A beluga whale has been seen swimming in the River Thames.
It was first spotted by ecologist and ornithologist Dave Andrews, who said it had been feeding around barges near Gravesend in Kent.
The Whale and Dolphin Conservation said it was “obviously very lost and quite possibly in trouble”.
Vessels are being kept clear, with the British Divers Marine Life Rescue urging the public not to get too close and “to watch it from the shore”.
Tanya Ferry, environment manager at the Port of London Authority which is monitoring the whale, said it was unclear what the whale could eat.
“If they are eating things like jellyfish, we don’t tend to have a great deal of jellyfish in the Thames, but we do have quite a lot of plastic bags, which could be quite an issue,” she said.
“We’re hoping if we give it enough space and keep an eye on it, it will find its own way out of the Thames to an environment that’s more appropriate for it.
“We certainly don’t want people trying to rescue it.”
Conservationists hope the outgoing tide will take it to safer waters.
Beluga whales were last spotted in the UK three years ago off the coast of Northumberland and Northern Ireland, but sightings were “extremely rare”, British Divers Marine Life Rescue spokeswoman Julia Cable said.
She added the animal was “swimming strongly” and it would hopefully swim back out to sea.

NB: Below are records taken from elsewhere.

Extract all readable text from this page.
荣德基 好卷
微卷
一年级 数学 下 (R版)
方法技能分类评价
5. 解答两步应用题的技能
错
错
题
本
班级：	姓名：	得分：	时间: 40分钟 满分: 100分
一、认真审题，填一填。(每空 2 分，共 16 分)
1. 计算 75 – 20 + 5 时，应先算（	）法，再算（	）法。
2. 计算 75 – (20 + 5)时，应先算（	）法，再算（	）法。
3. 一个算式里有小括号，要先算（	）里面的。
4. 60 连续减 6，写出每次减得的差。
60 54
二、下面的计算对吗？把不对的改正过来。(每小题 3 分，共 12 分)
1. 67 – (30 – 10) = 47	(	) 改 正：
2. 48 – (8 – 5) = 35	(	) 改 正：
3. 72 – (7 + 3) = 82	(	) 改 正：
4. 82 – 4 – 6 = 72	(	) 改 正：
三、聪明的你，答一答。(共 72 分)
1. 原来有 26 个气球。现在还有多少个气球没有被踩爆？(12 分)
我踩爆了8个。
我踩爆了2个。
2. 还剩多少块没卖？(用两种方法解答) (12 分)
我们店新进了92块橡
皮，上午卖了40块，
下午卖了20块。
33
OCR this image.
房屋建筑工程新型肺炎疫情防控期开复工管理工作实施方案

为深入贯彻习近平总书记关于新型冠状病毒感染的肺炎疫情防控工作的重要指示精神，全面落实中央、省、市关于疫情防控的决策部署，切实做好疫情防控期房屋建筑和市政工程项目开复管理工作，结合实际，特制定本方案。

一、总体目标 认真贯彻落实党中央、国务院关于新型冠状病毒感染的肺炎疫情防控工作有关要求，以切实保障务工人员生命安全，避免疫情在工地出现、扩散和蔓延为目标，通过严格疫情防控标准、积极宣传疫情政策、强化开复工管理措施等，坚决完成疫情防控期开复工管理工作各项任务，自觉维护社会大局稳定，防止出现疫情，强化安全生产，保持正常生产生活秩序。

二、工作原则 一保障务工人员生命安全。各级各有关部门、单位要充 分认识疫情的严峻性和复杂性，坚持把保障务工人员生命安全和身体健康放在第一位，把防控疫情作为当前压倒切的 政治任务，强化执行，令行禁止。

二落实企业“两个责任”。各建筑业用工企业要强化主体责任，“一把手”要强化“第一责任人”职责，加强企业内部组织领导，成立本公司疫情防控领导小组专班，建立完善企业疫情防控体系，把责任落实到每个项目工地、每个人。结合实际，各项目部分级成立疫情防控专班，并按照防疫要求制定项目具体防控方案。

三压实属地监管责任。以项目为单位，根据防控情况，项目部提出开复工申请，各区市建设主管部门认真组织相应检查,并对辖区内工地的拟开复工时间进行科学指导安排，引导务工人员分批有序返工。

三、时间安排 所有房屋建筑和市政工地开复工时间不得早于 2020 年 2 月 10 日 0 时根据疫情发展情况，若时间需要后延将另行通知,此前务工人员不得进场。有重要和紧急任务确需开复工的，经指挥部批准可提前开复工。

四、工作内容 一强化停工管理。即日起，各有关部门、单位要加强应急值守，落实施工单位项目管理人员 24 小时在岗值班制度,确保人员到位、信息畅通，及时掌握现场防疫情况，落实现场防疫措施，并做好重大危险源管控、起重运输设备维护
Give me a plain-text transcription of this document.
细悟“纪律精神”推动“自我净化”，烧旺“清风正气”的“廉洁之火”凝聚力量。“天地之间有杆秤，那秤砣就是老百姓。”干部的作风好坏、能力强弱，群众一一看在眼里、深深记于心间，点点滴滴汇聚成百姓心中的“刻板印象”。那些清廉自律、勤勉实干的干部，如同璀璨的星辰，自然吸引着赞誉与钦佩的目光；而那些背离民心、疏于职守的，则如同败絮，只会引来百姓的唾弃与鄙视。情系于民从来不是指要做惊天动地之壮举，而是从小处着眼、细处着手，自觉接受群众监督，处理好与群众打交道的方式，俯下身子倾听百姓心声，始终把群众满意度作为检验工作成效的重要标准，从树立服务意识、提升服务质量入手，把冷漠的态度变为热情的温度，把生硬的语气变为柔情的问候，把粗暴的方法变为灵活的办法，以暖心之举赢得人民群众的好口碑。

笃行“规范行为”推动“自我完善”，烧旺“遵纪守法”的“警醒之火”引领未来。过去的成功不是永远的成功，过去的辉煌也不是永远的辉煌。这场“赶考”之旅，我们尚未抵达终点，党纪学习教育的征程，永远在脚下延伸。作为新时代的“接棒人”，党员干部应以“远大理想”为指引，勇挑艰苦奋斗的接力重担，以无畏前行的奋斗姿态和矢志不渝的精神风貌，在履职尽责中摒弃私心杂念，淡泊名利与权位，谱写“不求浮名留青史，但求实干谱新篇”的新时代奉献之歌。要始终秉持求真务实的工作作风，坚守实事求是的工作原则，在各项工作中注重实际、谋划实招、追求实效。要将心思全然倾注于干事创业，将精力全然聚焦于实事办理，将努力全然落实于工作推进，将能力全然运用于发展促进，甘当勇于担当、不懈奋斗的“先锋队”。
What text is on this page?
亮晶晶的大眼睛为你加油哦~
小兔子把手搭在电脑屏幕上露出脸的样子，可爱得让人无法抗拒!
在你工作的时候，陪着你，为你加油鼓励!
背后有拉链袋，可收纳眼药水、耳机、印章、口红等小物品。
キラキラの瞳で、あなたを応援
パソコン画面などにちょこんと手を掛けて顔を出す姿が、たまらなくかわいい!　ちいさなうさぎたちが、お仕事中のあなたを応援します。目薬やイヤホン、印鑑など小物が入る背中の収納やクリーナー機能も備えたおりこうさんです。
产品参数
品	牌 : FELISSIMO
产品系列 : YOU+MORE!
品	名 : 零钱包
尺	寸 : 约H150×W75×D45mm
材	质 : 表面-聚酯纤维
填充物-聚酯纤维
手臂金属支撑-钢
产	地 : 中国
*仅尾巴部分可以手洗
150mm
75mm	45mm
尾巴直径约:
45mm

Whale and Dolphin Conservation Society spokesman Danny Groves said as the whales were high Arctic species, “this one is thousands of miles from where it should be”.
“We would urge that the whale is given space and disturbance is kept to a minimum,” he said.
In 2006 an 18ft (5m) northern bottle-nosed whale died after becoming stranded in the Thames.
The RSPCA said it was aware of reports of a whale in the Thames.
“We are working with other agencies to monitor the situation and ready to provide appropriate assistance if requested,” it said.
Richard Sabin, principal curator of mammals at the Natural History Museum, said photos and videos he had seen appeared to show a beluga whale.
“The white body colour, absence of a prominent dorsal fin, bulbous forehead and general swimming motion all suggest this very strongly,” he said.
“The beluga is an Arctic/sub-Arctic species, so is a long way outside its usual range of distribution.”
What is a beluga whale?
Belugas, also known as white whales, are “one of the most familiar and easily distinguishable” of all whales, according to National Geographic.
They range from 13ft (3.9m) to 20ft (6.1m) in length and have distinctive rounded foreheads.
Belugas are commonly found in coastal waters of the Arctic Ocean, but are also at home in large rivers. They can move between salt and fresh water.
They are common to Alaska, Russia, Canada, and Greenland.
The whales were nicknamed “canaries of the sea” by early whalers due to their squeaks and squawks.
Beluga calls variously resemble a cork being prized from a bottle or a creaking door, along with sounds described as clicks, squeaks, chirps, bleats, moans, groans, and whistles.